Il y a une double ironie dans la décision de Paramount de vendre Annihilation à Netflix. La première : la propension à l’auto-destruction est justement un des sujets abordés par le scénario. La deuxième : ce thème est, comme tous les autres dont il est question, explicitement développé dans les dialogues. Les cadres de Paramount n’ont pas pu rater les répliques évoquant précisément la balle qu’ils s’apprêtaient à se tirer dans le pied… ou peut-être que si, tout comme ils n’ont visiblement pas vu les efforts d’Alex Garland pour que son film, bien qu’aspirant à être pointu, reste accessible à tous les publics. Il a voulu garder tout le monde à bord, et on peut malheureusement considérer qu’il a perdu sur les deux tableaux. Paramount l’a lâché ; et, à force de ne jamais vouloir nous perdre (beaucoup de dialogues entre les protagonistes sont en réalité à destination du spectateur, expliquant à l’excès ce qui se passe, ce que chacun fait), Annihilation ne génère jamais le vertige que son intrigue et ses ramifications appellent. Il demeure sur la rive au lieu de nous emmener là où on n’aurait plus pied.

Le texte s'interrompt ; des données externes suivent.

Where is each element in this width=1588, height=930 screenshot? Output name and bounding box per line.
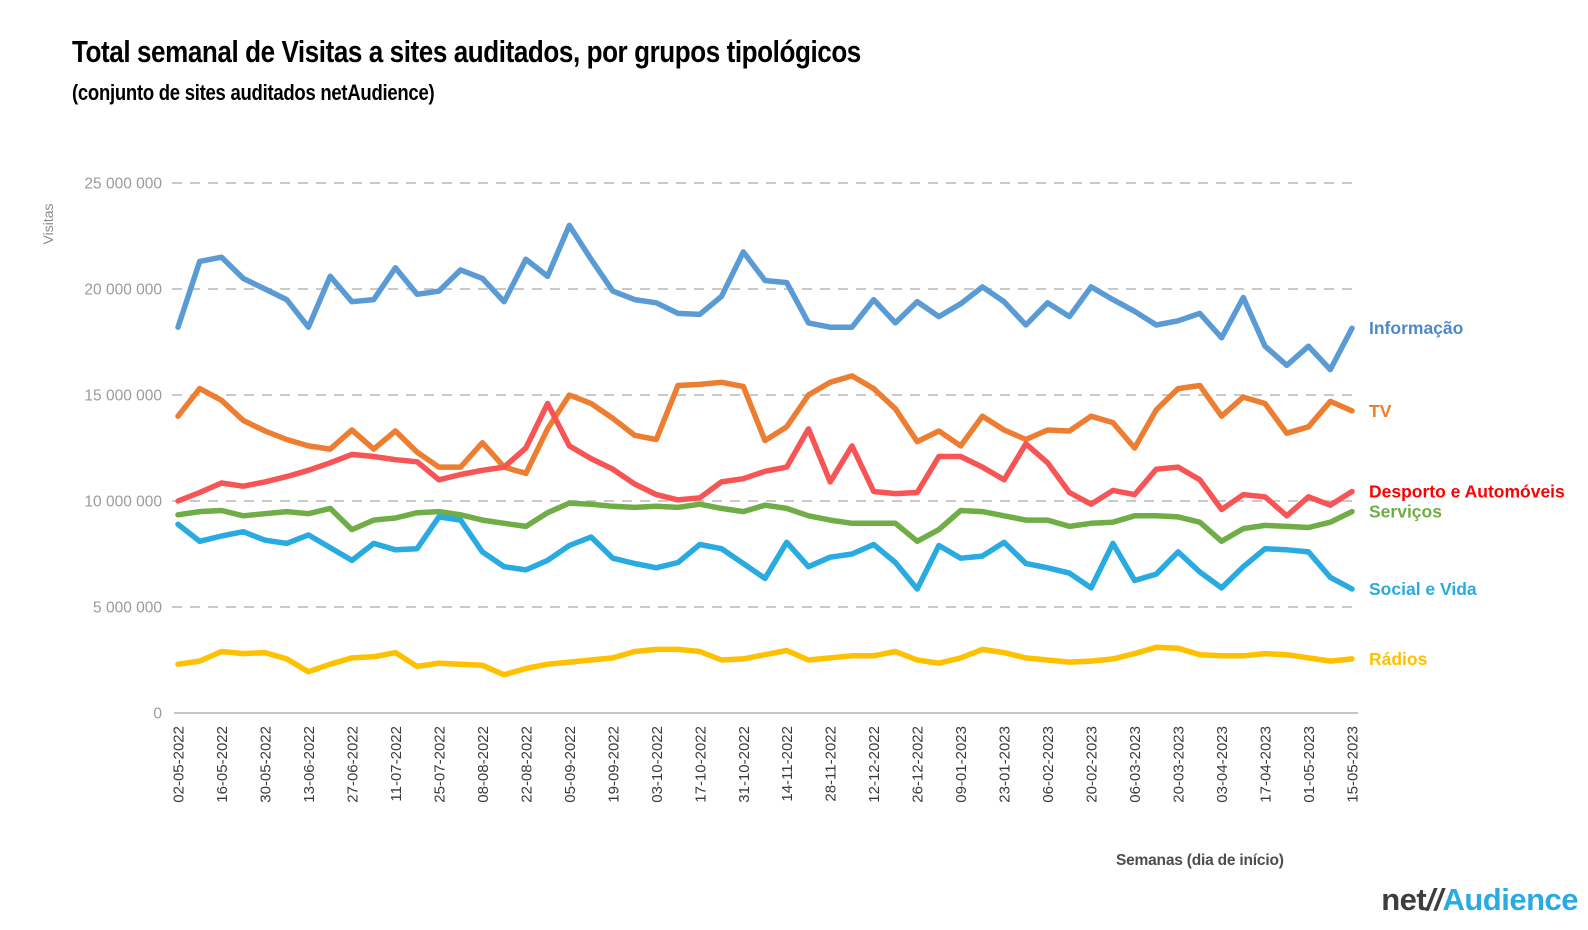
- series-line-desporto-e-automoveis: [175, 400, 1355, 519]
- series-label-servicos: Serviços: [1369, 502, 1442, 522]
- x-tick-label: 25-07-2022: [431, 726, 448, 803]
- series-label-social-e-vida: Social e Vida: [1369, 579, 1477, 599]
- series-line-radios: [175, 644, 1355, 678]
- y-tick-label: 15 000 000: [84, 388, 162, 405]
- x-tick-label: 23-01-2023: [997, 726, 1014, 803]
- x-tick-label: 06-02-2023: [1040, 726, 1057, 803]
- x-tick-label: 20-03-2023: [1171, 726, 1188, 803]
- y-tick-label: 25 000 000: [84, 176, 162, 193]
- series-label-desporto-e-automoveis: Desporto e Automóveis: [1369, 481, 1565, 501]
- series-label-informacao: Informação: [1369, 318, 1463, 338]
- x-tick-label: 15-05-2023: [1345, 726, 1362, 803]
- page-subtitle: (conjunto de sites auditados netAudience…: [72, 80, 435, 105]
- series-line-servicos: [175, 500, 1355, 545]
- x-tick-label: 19-09-2022: [605, 726, 622, 803]
- x-tick-label: 11-07-2022: [388, 726, 405, 802]
- series-line-informacao: [175, 222, 1355, 373]
- series-label-tv: TV: [1369, 401, 1392, 421]
- x-tick-label: 27-06-2022: [344, 726, 361, 803]
- y-tick-label: 10 000 000: [84, 494, 162, 511]
- x-tick-label: 17-10-2022: [692, 726, 709, 803]
- series-line-social-e-vida: [175, 514, 1355, 592]
- x-tick-label: 09-01-2023: [953, 726, 970, 803]
- logo-slashes-icon: //: [1426, 882, 1443, 917]
- logo-net-text: net: [1381, 882, 1427, 917]
- x-tick-label: 03-04-2023: [1214, 726, 1231, 803]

Annihilation raconte l’expédition de cinq scientifiques (cinq femmes) dans une zone en proie à des bouleversements radicaux des règles de la physique et de la biologie. Ce lieu, « le Miroitement » (« the Shimmer » en v.o.), évoque fortement Stalker d’Andreï Tarkovski, et certains des événements qui y prennent place ajoutent à cette influence un autre film du cinéaste, Solaris. Garland ne fait pas mystère de cette tutelle, mais comme dit plus haut il ne s’en montre pas réellement à la hauteur en termes de trouble existentiel, de réflexion sur l’humain. Les questionnements restent en surface, et la conclusion apportée au récit a des airs de régression penaude (plus ou moins un retour au point de départ, avec tout juste une pirouette pour laisser une mince ouverture). Mais cette surface suffit à elle seule à rendre le film souvent fascinant, marquant, et donc à lui donner une raison d’être malgré ses limites.
La reconfiguration physique et biologique qui se déploie sans entrave et sans norme au cœur du Miroitement inspire à Garland des visions extraordinaires de croisements multiples entre l’animal, le végétal, l’humain. La partie médiane d’Annihilation, quand il devient simple déambulation stupéfaite dans ce nouveau monde, est de loin la meilleure. Elle existe hors des références à Tarkovski, et parvient à ne ressembler à rien que l’on n’ait vu récemment (phénomène qui se fait de plus en plus rare) au cinéma. Détaché de ce lien de parenté, le film s’en crée un autre, avec les jeux vidéo : les décors évoquent The last of us, les créatures de tout type et de tout état que l’on y croise font naître un mélange d’envoûtement et de terreur que l’on pensait réservé à Silent Hill. De sa conception (s’éloigner de son art d’origine pour fusionner avec un autre) à sa diffusion (quitter le modèle de diffusion classique en salles et devenir visible sur Internet), Annihilation est en tous points possédé par le thème des mutations qu’il voulait traiter, et qui ne s’est pas laissé cantonner au seul scénario – évidemment, puisque c’est l’essence même des mutations que d’être incontrôlables.